Friday, July 26, 2013

"The Find" by Gregg Bell

The Find
by Gregg Bell


Description
What can a mother do when she has no money and a dangerously sick kid?
She can make a mistake.
In a moment of desperation, cleaning lady Phoebe Jackson tries to pawn the diamond-bejeweled Rolex she found in a mobster's locker. Turns out the watch is a fake, but the mobster isn't - and he's on to her.

Excerpt
The wind from the thudding helicopter was pushing Phoebe this way and that. The sirens were getting louder. Phoebe’s shoulder burned. She was starting to lose consciousness. But with a shaky hand she kept her pistol on Michael.
            Michael straightened up, his arms up in the air, fingers extended, the helicopter whipping his hair. “There,” he yelled, “you’ve got them both now.
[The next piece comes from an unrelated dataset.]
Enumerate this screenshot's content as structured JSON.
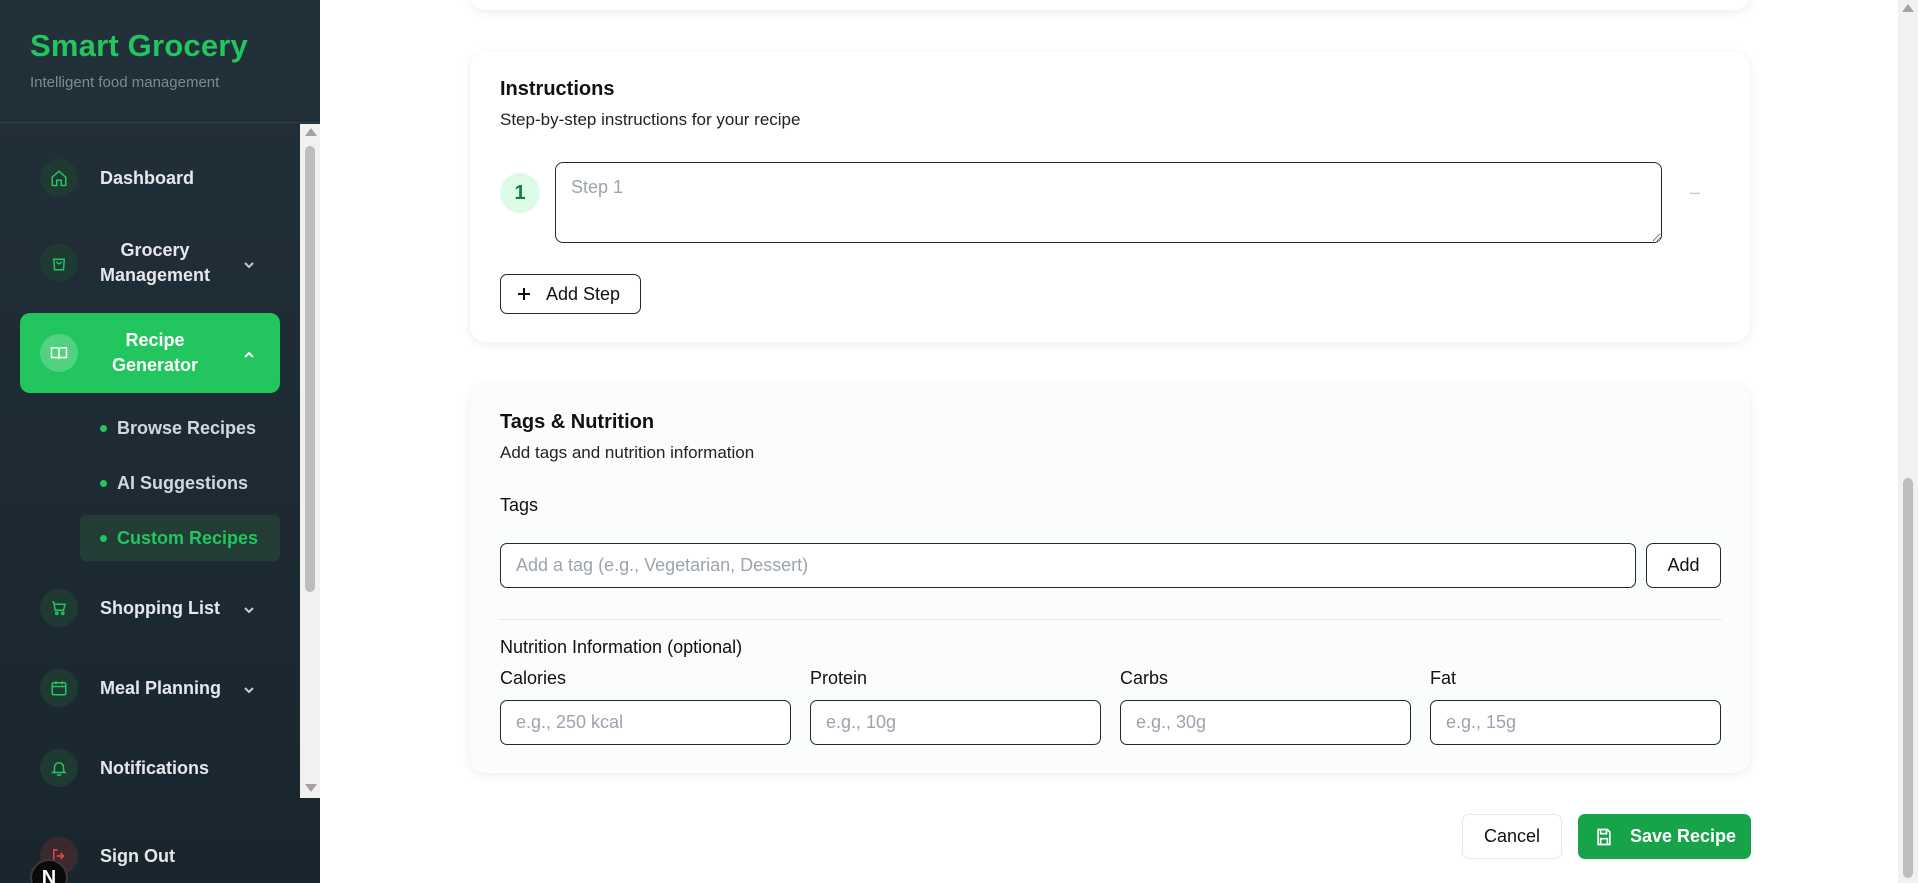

It’s what you wanted. It’s over.” He took another step down the stairs but stopped at the second to last stair and held his arms wide. “You’ve won, Phoebe.”
            She shook her head. His lawyers. His owning the police. His vendettas. His lies. He’s like a mosquito. The only way you’ll be rid of him is to move away or kill him.
            She wasn’t moving away.
            Michael read her eyes. “Don’t, Phoebe,” he yelled. “It would be your worst move ever. Do you really want your girls to grow up without their mother? You’ll spend the rest of your life in prison. I can promise you that.”
            Phoebe swallowed and lowered the gun. “Maybe so.”
            “That’s right.” He nodded aggressively. He stepped down to the last stair. “That’s the only way to go.”
            “Then again maybe not.” She raised the pistol, fired, and the bullet ripped into his chest. He fell, landing solidly on his butt on the last step, almost like he’d meant to, his feet dangling like a little boy sitting on a pier. He coughed blood and tore at his shirt. Then he looked at Phoebe. And he kept looking at her.
            Phoebe didn’t look away, her eyes staying on his until like a slow-falling oak he tumbled hard onto the tarmac.

Review
The story started out well, and I expected a lot of suspense. However, it settled into a fairly predictable, almost romance-type novel, with a main character that can't seem to decide between a safe, solid, nice guy, and a hard, abusive, but to her, exciting crook. Other than the main character, we don't learn much about the other characters, what drives them, their backgrounds, etc. The main character will do anything for her kids, and I mean anything. Many of the events in the story provide no context, and leave the reader with a lot of questions that never get answered.
For me, I would have preferred more mystery and unexpected turns, but I think this book would appeal more to women.

From the Author
When I was ten, a drunken guy almost drowned me in a swimming pool. It was in Miami Beach at the Chateau motel. The guy was a pool hand and he was wrestling (playfully, for the most part)with us kids. Then he said, "I'm going to show you a good hold" and he got me in a headlock and took me under. It was a good hold all right. He held me there and held me there and held me there. I struggled but this was a powerful man. There was nothing to do. I would either die or I wouldn't.
That experience gave me an appreciation for life's tenuousness. If you think about it, we're only alive as far as our next breath will take us.
So I write novels and stories about characters like you and me with their heads underwater. (Figuratively speaking of course.) Characters under so much duress their brains are about to burst. They're at the end of it all. No way out of this one. But I also write with a sense of humor. (You have to have a sense of humor, right?)
I was born in 1956 in Chicago. A lifelong Illinois guy. Married once. Divorced. No kids. No pets. Passionate about things: people, classical music, golf. And I always seem to be on the side of the underdog.